Thanks from an inexperienced bee keeper! I appreciate you efforts!


----------



## sylus p (Mar 16, 2008)

mailmam, 


the only thing worse than a dead hive, is a dead hive with mice in it so....

pick up some half inch hardware cloth and use it to block the entrances. the bees will be able to get by but the mice won't. 

all of my hives have that stuff jammed in their entrances, because they die sometimes, and i really don't like mice. good luck.


----------



## mailmam (May 8, 2014)

Thanks for the reminder, I did have some hardware cloth and put it over the entrances. I have fought mice on top of the hives until I put some contact paper, sticky side up across the top, under the roof, that fixed the little buggers!


----------



## Mommyofthree (Aug 23, 2014)

As a first season person going into winter with my one hive that is very light. I would try to save the hive. My thought is that if it doesn't work it doesn't but you can say you tried. I have been feeding mine all fall and made up some winter candy and am planning on putting the sugar bricks on tomorrow before the storm we are supposed to get. Good luck to you and I hope it works!


----------



## mailmam (May 8, 2014)

Update - I made several fondant boards getting ready for a nice day. We finally got in the upper 40's so I opened my very active hive and found my bees have not clustered in a ball for winter but were spread out among several combs. I slid the combs apart and slipped fondant boards between them, then covered with an empty top bar. I'm pleased with the amount of bees I have and how active they were. I got that hive closed up and went to the other, not as many bees and they have never been as active. I found the same thing, bees on comb so did the same thing. Last weekend we had another nice day so I checked to see how they were doing and I was very pleased to see that bees are on the fondant boards also. I know it's early but I'm hopeful that this will get my hives through the winter. I'm making another batch of fondant boards to be ready for the next feeding. The best thing about the top bars is that I can open just one at a time, I'm not opening the entire hive to the cold weather. I used 8 x 8 aluminum baking pans to make the fondant, lined them with waxed paper and popped them out when they were cured and stacked in a box. That way I can have several ready for any use.


----------



## BobRagsdale (Nov 23, 2014)

Santa Caras said:


> If as Sylus suggests that they are goners then you have nothing to lose trying to save them. Stay positive and fill the empty comb with sugar as suggested.

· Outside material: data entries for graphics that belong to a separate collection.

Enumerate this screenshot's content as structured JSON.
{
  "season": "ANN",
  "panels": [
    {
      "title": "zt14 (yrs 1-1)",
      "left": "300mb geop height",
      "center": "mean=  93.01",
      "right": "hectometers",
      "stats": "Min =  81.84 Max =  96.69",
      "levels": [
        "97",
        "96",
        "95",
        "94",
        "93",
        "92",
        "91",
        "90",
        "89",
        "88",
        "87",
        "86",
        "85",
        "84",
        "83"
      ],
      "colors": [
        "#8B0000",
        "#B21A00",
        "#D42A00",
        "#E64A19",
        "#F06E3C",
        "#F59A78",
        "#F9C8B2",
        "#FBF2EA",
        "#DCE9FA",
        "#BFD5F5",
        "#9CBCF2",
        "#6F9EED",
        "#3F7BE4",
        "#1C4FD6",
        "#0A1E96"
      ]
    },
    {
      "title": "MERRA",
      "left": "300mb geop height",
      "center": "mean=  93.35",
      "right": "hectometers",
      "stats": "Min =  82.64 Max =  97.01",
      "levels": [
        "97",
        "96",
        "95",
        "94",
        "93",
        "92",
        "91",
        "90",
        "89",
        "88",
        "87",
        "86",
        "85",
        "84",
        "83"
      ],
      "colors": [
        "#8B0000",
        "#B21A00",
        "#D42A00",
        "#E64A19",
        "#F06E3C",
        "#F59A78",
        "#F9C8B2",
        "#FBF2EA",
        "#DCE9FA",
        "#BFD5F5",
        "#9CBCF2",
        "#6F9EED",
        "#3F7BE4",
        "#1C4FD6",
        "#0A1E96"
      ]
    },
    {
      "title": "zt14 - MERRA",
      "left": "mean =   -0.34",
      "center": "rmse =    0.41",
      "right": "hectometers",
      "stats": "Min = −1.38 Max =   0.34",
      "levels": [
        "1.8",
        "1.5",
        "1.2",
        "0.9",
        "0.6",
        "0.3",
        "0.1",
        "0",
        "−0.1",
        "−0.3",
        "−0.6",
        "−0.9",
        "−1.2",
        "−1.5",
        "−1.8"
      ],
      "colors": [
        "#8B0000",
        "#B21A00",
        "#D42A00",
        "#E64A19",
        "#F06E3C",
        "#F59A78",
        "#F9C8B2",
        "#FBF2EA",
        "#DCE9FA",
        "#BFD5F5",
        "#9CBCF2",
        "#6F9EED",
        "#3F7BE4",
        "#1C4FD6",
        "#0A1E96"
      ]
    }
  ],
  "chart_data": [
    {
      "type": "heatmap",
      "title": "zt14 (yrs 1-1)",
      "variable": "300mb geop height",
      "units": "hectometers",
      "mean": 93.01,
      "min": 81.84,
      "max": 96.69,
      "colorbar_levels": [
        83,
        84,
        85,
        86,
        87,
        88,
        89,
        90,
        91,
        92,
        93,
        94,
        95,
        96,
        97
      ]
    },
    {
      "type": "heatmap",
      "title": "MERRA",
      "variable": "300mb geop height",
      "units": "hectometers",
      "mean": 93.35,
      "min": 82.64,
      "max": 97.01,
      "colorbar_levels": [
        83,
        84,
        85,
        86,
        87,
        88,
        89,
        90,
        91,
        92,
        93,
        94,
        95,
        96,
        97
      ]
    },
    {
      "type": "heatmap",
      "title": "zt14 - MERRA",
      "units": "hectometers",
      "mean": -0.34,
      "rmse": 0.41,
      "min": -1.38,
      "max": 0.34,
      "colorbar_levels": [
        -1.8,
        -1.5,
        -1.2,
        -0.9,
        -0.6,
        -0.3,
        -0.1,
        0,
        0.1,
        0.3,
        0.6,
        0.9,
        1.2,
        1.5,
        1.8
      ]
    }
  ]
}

I love Santa Caras's attitude and reply. You have nothing to loose and everything to gain by trying to keep them going. Who knows, you might succeed. Wouldn't that be wonderful.


----------



## Mommyofthree (Aug 23, 2014)

Sounds like your hive is doing well so far! Good luck!


----------



## Vance G (Jan 6, 2011)

A mouse will pretty easily crawl thru 1/2 " hardware cloth. 1/4" for a winter mouse guard would be much better.


----------



## mailmam (May 8, 2014)

I can't believe that a mouse could get through 1/2" hardware cloth unless they were teeny, tiny, which my mice are not! I watch the bees going in and out and I wouldn't want the opening any smaller.


----------